Global Partnership using Space-based technology applications for disaster risk reduction: GP-STAR

UN-SPIDER and its partners aim to raise the profile of space-based information for global disaster risk reduction. (Image: NASA)

UNOOSA/UN-SPIDER, together with many partners from the Space, Earth Observations, Civil Protection communities, and regional and international organizations have conducted a variety of efforts since June 2014 as a way of spearheading efforts regarding the incorporation of the use of Space-based Technologies and Applications and Earth observation in the context of the Sendai Framework for Disaster Risk Reduction 2015 - 2030.

UNOOSA/UN-SPIDER, GEO, JAXA and DLR worked with key government agencies in Asia, Africa, Europe, Latin America and the Caribbean to ensure that the proposed text on the use of Earth observations and space-based technologies was introduced in the Sendai Framework. These efforts have been endorsed by government institutions of the Federal Republic of Germany, the People’s Republic of China, the Dominican Republic, the Republic of Guatemala and the Islamic Republic of Iran. 

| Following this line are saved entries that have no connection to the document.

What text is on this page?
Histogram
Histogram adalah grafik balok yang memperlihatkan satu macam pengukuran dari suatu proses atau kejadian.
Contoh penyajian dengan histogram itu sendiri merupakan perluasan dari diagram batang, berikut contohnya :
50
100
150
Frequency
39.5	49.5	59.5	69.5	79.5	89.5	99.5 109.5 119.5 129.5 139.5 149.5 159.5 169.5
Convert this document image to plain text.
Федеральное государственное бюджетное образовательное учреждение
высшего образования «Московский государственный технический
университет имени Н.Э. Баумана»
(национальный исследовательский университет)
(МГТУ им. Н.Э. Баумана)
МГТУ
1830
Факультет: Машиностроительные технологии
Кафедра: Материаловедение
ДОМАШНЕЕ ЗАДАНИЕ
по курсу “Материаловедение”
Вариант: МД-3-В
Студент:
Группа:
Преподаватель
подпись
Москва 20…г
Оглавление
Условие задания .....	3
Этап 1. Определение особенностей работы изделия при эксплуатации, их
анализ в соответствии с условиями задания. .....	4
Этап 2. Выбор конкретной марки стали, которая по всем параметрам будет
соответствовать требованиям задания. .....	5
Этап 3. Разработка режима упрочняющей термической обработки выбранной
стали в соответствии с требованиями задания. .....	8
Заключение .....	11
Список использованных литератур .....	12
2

Additionally, the partners are working together to encourage the United Nations Office for Disaster Risk Reduction (UNISDR) and Member States, to incorporate Earth observations data and products in several of the indicators that have already been proposed to track the progress of implementation contemplated in the 7 targets that are included in the Sendai Framework.

During the Third World Conference on Disaster Risk Reduction the "Global Partnership using Space-based technology applications for disaster risk reduction: GP-STAR" was launched. The partners in this effort include:

  • UN agencies: UNOOSA/UN-SPIDER, UNISDR, UNCCD, FAO, WMO, UNITAR/UNOSAT and ESCAP;
  • International Organisations: GEO, CEOS, GFDRR, CAS-TWAS-SDIM, ISPRS;
  • Regional Organisations: ADRC, ICIMOD, CEPREDENAC, IWMI, European Comission (COPERNICUS EMS and JRC);
  • Space Agencies: AEM (Mexico), ESA (Europe), DLR (Germany), JAXA (Japan), NASU-SSAU (Ukraine);
  • Ministries: Ministry of Marine Affairs and Fisheries, Indonesia;
  • Civil Protection Agencies: DMC (Sri Lanka), NDRCC (China), NEC (Dominican Republic);
  • Academia: Tohoku University/IRIDeS (Japan);
  • International Networks: International Working Group on Satellite Emergency Mapping (IWG‐SEM).

The purpose of GP-STAR is to facilitate the use of space-based technology applications, including Earth observation, global navigation satellite systems and satellite telecommunications, through a variety of efforts including the provision of technical advisory support for application in the context of the Sendai Framework for Disaster Risk Reduction 2015-2030 (Sendai Framework).

GP-STAR will foster the use of Earth observations and space-based technologies at all levels by strengthening existing mechanisms and contributing to a better integrated and wider use of such technologies in Disaster Risk Reduction (DRR) worldwide. The objectives of the Partnership are:

  • Continue to facilitate the dialogue among stakeholders in EO, Satellite‐based technologies and the global community of DRR experts and policy makers, including by the compilation and exchange of lessons learned regarding the use of such observations and technologies;
  • Showcase possible contributions of space-based technology applications to disaster risk reduction as a way to raise awareness;
  • Serve as a collective source and repository of information on efforts carried out worldwide by the EO and Satellite‐based technology communities, including surveys and best practices to improve the applications of existing and emerging technology to monitor hazards, exposure and risks;
  • Facilitate capacity building and institutional strengthening efforts to enhance the use of satellite-based technology applications in disaster risk reduction efforts and to monitor progress in the implementation of the Sendai Framework;
  • Provide policy‐relevant advice and information to contribute to the integration satellite‐based technology applications into development process and public policies relevant to DRR, including by facilitating the incorporation of research and technology advances in the activities of the DRR community;
  • Mobilize additional actors, stakeholders and resources to contribute to efforts conducted by the partnership worldwide.

In December 2016, the partners agreed on the following items:

  • Terms of Reference for the governance of the Partnership;
  • A plan of work for the coming years;
  • The establishment of six working groups

All of these efforts are geared to make the disaster risk reduction community aware that the quality of satellite sensors and access to and use of satellite imagery and services has greatly improved in recent years; and that tremendous progress has been achieved through the continuous development of powerful algorithms and software packages to manage and process geospatial data and to disseminate imagery and geospatial datasets in near-real time via geo-web-services, which can then be used in disaster-risk management and emergency response efforts. In addition, these efforts are devised to make them aware of the fact that satellite Earth observations now offer consistent coverage and scope to provide a synoptic overview of large areas, repeated regularly; which can be used to compare risk across different countries, day and night, in all weather conditions, and in trans-boundary areas.